Back to basics!
I am a firm believer in the importance of going back to the beginning every once in a while. When you have reached a certain level of mastery, it is often useful to go back to an earlier exercise and apply your improved technique to its execution. Many disciplines realize this is important, and include such drills as part of their preparation. Singers begin every lesson or rehearsal with vocal exercises. Instrumentalists always play their scales -- at least "run through them quickly" -- at the beginning of a practice session. And of course athletes warm up before any game or competition.
But getting back to basics involves more than rote repetition of a set of exercises, useful as that may be for limbering up the fingers or calf muscles. It requires a more mindful way of doing something that has become foundational to your practice. A way to see what you have learned, and what you need to revisit in order to understand how you do what you do and why.
Oh, now I get it!
A couple of my adult acting students, upon finishing their intermediate level class this spring, said they were thinking about enrolling in the beginning class again. They said they would now be able to really understand the value of those first lessons.

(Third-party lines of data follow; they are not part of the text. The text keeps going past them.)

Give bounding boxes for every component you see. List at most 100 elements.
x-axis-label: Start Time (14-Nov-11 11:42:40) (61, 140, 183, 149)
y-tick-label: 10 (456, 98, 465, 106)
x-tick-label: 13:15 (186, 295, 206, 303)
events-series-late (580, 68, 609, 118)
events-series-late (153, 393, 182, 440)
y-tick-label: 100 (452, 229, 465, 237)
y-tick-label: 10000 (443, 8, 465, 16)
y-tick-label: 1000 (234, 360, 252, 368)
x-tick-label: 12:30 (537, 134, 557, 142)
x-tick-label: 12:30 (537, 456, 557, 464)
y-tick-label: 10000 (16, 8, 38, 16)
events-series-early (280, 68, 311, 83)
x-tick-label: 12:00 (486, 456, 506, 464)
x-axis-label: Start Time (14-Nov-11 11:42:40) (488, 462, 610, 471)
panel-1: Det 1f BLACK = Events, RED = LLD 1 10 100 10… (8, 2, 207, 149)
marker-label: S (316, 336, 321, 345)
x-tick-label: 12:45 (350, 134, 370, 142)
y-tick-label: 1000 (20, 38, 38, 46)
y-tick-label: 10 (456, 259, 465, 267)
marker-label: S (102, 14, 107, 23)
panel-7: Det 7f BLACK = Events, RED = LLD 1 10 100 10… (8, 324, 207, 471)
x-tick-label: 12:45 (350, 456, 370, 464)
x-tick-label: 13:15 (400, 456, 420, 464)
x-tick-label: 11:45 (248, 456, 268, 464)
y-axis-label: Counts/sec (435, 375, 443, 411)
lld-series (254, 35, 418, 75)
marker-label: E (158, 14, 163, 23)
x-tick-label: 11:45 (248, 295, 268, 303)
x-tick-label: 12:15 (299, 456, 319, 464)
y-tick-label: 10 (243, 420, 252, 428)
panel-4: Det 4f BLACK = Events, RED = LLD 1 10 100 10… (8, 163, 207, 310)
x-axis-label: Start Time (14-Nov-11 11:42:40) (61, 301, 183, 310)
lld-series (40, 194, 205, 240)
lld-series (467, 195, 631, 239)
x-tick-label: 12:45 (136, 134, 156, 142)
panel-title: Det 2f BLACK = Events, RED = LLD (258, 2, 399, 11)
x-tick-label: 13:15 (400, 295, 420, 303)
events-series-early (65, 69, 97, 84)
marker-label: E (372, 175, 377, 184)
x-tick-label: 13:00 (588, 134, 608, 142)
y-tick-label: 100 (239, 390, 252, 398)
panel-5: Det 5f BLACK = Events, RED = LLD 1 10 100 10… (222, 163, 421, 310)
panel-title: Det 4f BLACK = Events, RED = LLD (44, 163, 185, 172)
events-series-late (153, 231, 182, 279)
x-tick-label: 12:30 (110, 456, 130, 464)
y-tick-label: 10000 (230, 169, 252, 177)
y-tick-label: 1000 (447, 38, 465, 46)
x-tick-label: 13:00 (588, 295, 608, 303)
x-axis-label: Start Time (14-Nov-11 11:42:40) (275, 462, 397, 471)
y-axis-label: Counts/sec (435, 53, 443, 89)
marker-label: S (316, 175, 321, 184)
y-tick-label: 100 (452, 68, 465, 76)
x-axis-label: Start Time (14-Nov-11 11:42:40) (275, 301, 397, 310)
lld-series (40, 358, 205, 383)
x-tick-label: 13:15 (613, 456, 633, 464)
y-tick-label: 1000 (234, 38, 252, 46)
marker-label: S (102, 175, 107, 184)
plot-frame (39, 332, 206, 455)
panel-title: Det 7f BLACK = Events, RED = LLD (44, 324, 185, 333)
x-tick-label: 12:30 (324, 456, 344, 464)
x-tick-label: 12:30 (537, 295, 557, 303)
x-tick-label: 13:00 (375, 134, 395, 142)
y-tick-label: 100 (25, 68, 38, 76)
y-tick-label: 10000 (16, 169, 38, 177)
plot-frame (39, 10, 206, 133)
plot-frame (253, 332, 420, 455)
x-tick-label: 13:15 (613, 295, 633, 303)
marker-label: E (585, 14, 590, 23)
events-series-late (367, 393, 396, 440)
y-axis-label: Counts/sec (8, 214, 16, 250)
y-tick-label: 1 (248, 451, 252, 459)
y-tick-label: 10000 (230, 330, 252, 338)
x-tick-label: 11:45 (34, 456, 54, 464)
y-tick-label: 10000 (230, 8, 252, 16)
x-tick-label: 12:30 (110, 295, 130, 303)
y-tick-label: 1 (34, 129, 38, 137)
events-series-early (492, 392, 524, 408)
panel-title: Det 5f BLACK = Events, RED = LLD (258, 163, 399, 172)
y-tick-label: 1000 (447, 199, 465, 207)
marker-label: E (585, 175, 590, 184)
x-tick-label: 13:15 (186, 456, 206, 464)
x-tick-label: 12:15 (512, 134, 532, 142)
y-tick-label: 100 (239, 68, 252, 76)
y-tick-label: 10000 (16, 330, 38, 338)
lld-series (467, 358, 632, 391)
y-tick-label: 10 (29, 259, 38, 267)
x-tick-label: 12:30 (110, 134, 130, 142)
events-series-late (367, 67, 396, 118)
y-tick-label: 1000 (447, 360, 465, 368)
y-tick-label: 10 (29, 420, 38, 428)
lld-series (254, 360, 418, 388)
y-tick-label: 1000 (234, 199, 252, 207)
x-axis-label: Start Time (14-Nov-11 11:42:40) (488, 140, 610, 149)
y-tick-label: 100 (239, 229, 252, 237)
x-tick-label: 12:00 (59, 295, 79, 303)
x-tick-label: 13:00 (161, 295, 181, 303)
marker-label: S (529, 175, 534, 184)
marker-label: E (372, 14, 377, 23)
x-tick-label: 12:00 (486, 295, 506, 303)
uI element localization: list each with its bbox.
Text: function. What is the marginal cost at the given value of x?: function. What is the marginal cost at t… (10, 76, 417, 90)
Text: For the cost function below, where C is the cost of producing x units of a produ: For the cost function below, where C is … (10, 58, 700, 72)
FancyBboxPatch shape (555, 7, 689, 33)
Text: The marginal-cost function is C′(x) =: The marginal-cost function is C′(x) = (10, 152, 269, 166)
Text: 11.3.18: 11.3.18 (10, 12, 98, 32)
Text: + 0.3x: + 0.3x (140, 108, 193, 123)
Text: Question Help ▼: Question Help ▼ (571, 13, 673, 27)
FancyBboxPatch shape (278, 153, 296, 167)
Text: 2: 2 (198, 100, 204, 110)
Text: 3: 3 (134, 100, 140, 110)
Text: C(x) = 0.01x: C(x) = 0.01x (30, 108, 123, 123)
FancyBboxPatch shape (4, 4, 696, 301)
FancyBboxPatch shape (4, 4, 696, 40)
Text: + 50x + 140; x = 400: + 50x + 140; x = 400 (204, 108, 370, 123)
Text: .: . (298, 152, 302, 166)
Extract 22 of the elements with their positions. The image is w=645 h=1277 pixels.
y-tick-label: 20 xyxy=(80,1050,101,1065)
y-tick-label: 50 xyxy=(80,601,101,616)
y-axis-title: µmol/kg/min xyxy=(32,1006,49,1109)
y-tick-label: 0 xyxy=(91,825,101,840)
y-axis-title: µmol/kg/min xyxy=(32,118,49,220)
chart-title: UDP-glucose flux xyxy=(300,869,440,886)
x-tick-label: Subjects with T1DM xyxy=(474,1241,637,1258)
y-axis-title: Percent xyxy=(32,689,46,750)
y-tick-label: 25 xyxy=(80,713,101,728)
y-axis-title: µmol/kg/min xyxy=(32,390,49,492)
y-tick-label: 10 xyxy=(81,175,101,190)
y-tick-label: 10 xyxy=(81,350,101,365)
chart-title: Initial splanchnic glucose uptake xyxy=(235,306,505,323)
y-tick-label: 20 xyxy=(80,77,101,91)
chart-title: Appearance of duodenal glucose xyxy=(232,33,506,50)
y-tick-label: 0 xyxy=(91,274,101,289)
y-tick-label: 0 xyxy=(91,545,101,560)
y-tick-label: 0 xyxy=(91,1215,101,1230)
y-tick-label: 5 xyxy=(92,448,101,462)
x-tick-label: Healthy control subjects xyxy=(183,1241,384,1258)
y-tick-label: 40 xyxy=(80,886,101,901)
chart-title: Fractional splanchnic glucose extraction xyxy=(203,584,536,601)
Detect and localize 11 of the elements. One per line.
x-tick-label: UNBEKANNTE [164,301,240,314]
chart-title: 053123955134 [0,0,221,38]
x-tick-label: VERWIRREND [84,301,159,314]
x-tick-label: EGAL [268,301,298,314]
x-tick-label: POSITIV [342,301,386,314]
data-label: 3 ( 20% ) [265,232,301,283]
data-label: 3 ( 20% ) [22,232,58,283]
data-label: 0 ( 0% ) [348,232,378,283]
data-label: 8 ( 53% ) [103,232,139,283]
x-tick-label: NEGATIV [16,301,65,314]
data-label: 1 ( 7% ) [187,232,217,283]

That is the dilemma for those of us who teach or coach adults. Our students and clients come to us with lots of life experience and a certain knowledge base. But they also have a reluctance to move outside well-established comfort zones -- even if they have enrolled in a class or called a consultant to help them do just that! And so they often tune out the initial training for a discipline or practice. Later on they realize the need for that beginning instruction. Some of them double-back and pick it up then. Progress is usually much faster after that.
Riding the learning curve
At various times of our lives we are so open to new things that new ways of seeing and being in the world take root almost instantly. When we are that receptive we learn faster. Other times. . . not so much. We are defensive, or we think we know it all already: Hey, if kids are such good actors, how hard can it be?
We can rediscover our creative receptivity by returning to a more elementary form of what we are currently doing. Playing a song from the Notebook for Anna Magdalena Bach. Taking a batting clinic to analyze the swing. Singing that uncomplicated tune that sounds so pure and simple -- and is so hard to do without relying on tricks or "style."
It sometimes takes courage to get back to basics, embrace the fundamentals, and find out what is really foundational to your current practice or level of skill. But it is well worth it.
Tips you can use! It's OK to say "I don't know"
In the information age you can't be expected to know everything at any given second. If you make something up, chances are someone else in the room will have Googled the real answer by the time you've finished.
Don't stick your neck out
Tip your chin down to avoid showing off that unsightly expanse of flesh when you video chat. You may decide you don't need that chin implant after all. And your voice will sound less strained.
Wear sunblock
Always, but especially in the summer. Just running around between appointments exposes your skin to lots of harmful rays. To keep those pesky wrinkles at bay, at least use a good facial moisturizer with SPF 30. And reapply!